A typical meal starts with Rama Nasi Campur (duck spring rolls and fried chicken satay on steam rice with pickled cucumber), then features Yum Pla (tempura battered monkfish with fried noodles and a lime and chili dressing) and ends with Mamuang, a creamy mango brulee.

The Orchid also has its own substantial, sea-view bar for pre-prandial drinks. Other attractive venues for an aperitif include a pretty Piano Bar (set at the top of the Atrium so you can enjoy that stained glass ceiling), the nautical-themed Spinnaker Bar (which has some gorgeous wood-carved ship models in glass cases), the Crow's Nest (very contemporary, with curved class walls, cream leather seating and vast windows) and a facsimile of a traditional British pub, rather oddly named The Rising Sun.

Nifty & New

The big appeal of this ship will be its coverage of "lifestyle" elements like gardening, interior design and well-being, so popular with Sunday newspaper supplements. A system of pay-per-attendance classes is planned -- similar to the activity program pioneered on sister company Princess Cruises' Caribbean Princess -- whereby passengers can get the gist of a subject in free lectures, then pursue it in more depth at smaller-capacity workshops (likely to cost around 3 to 5 GBP a shot).

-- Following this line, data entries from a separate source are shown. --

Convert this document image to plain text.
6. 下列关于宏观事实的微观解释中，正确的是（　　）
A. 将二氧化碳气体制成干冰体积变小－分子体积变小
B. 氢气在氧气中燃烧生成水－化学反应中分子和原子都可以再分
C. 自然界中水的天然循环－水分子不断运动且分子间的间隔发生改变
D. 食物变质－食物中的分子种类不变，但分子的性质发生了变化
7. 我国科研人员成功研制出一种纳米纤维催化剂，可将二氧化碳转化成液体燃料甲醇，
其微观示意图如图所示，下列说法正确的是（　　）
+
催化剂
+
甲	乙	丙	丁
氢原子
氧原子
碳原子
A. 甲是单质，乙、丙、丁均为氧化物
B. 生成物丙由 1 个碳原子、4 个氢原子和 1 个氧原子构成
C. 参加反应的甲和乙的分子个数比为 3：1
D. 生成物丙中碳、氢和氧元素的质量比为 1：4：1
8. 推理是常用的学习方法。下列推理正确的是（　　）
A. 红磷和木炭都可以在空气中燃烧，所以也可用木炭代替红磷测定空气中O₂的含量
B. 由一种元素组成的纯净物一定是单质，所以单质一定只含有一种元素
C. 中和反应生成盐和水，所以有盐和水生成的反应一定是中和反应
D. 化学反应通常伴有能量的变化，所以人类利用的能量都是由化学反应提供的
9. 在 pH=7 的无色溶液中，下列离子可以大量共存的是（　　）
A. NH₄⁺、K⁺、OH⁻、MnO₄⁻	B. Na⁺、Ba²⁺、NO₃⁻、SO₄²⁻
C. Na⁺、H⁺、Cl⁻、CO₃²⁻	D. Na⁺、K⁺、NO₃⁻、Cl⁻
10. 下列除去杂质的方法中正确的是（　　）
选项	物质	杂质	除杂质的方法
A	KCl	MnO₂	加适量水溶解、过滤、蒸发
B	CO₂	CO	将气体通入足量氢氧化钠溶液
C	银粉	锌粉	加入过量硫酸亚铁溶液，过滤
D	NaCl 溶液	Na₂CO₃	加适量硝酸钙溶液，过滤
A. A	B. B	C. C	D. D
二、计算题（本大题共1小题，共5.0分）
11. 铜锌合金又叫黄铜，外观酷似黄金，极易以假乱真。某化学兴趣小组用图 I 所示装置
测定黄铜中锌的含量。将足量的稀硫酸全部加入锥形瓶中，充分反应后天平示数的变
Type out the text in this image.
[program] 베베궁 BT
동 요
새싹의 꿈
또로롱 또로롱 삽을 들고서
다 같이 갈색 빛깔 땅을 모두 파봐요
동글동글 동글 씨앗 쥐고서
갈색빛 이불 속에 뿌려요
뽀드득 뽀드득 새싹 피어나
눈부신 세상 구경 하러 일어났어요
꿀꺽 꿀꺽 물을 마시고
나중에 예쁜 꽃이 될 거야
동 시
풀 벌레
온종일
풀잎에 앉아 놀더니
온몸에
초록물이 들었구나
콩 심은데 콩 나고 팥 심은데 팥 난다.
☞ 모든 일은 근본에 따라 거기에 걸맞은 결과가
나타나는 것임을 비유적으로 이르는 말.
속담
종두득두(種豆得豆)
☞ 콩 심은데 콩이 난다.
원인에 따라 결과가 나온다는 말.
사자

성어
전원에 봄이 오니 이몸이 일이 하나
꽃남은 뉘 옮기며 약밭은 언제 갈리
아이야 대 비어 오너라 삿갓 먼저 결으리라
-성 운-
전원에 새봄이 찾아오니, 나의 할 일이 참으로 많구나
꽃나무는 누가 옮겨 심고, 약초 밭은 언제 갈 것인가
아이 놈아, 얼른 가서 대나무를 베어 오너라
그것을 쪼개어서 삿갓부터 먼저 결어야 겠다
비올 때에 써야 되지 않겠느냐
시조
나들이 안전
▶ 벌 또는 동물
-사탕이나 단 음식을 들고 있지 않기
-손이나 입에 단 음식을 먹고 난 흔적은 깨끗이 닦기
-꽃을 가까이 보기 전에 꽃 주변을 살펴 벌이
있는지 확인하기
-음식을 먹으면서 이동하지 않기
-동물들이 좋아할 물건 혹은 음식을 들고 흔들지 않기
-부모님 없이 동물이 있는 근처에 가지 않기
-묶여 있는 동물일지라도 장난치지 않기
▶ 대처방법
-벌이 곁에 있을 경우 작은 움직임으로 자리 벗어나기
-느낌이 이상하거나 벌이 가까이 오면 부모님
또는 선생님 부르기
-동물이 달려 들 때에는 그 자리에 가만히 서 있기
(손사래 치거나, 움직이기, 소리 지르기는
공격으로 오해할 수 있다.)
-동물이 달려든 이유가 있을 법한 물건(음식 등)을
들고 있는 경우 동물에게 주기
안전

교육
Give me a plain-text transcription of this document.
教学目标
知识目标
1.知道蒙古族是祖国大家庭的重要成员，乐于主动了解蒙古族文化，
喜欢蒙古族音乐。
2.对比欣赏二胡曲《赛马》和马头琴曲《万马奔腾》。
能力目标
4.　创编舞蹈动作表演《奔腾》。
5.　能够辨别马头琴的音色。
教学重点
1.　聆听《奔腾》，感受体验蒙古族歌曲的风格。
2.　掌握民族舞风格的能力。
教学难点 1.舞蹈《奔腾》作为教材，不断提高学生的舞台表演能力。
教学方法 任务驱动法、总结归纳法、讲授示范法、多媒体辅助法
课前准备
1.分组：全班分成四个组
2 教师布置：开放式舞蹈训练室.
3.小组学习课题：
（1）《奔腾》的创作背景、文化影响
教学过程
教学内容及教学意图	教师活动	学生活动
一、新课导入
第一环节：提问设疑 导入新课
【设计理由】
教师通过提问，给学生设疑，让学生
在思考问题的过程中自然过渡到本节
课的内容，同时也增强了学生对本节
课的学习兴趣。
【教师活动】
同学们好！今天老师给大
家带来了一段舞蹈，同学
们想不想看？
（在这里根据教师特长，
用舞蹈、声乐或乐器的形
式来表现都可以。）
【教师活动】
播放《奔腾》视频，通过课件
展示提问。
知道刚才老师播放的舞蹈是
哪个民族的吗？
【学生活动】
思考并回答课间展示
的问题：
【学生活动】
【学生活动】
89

Setting aside a specific area for relaxation, lectures and classes will create a real focal point on sea days. And the Oasis Spa -- which has a fabulous large-windowed thermal suite offering wet, dry and aromatic treatments; a large thalassotherapy pool; and a dry flotation suite -- should prove very popular with wannabe bodies beautiful. Prices are steepish, with facials and massage costing upwards of 70 GBP, but travelers on a budget can cut costs by sticking to the state-of-the-art, sea-view gym.

The most innovative area on the ship is Diversions on Deck 10, an indoor workout room dedicated to Kinesistm, a new exercise system using gliding cables to improve flexibility, balance and strength.

Grand Old Favorites

If you love traditional ship's dining rooms, and enjoy making friends on a large, fixed-seating table, the Meridian Restaurant -- with its snowy tablecloths and pretty china and glassware -- will be just your glass of Chablis.

The ship also has a roomy library, with leather-topped writing desks facing the windows and (thankfully) an absence of computers (go to the Cyb@space centre near the Horizon Suite if you want to surf). One notable innovation, though, is an implant of the booksellers Waterstones, where passengers can buy bestselling paperbacks.

The open-sided pub is not very convincing to those familiar with the real thing, but with Boddington's bitter on tap, Britons will be happy.


American travelers may be slightly fazed by the "celebrities" hired to give classes on the New Horizon's program. Gardeners Diarmuid Gavin (famed for his dense Irish brogue) and Charlie Dimmock (even more widely known for her propensity for going bra-less) may be unknown to Stateside passengers but believe me, they're quite famous on this side of the pond.

Bottom Line

Arcadia is a ship for 21st-century cruise passengers: sophisticated and up-to-date when it comes to catering for modern preoccupations with lifestyle. Having been passed around the Carnival group of companies (the ship was originally destined for Holland America Line, then was set to become Cunard Line's Queen Victoria before moving to the P&O stable) she has a rather more Americanized/international style than that of a traditional P&O liner (particularly noticeable in her open-plan bar designs and the presence of rather gaudy art-auction pieces), and therefore comes across as something of a hybrid.

But enough classic P&O elements -- including a friendly British and Asian crew, decent food and excellent onboard organization -- have been added to keep the line's loyal cruisers happy."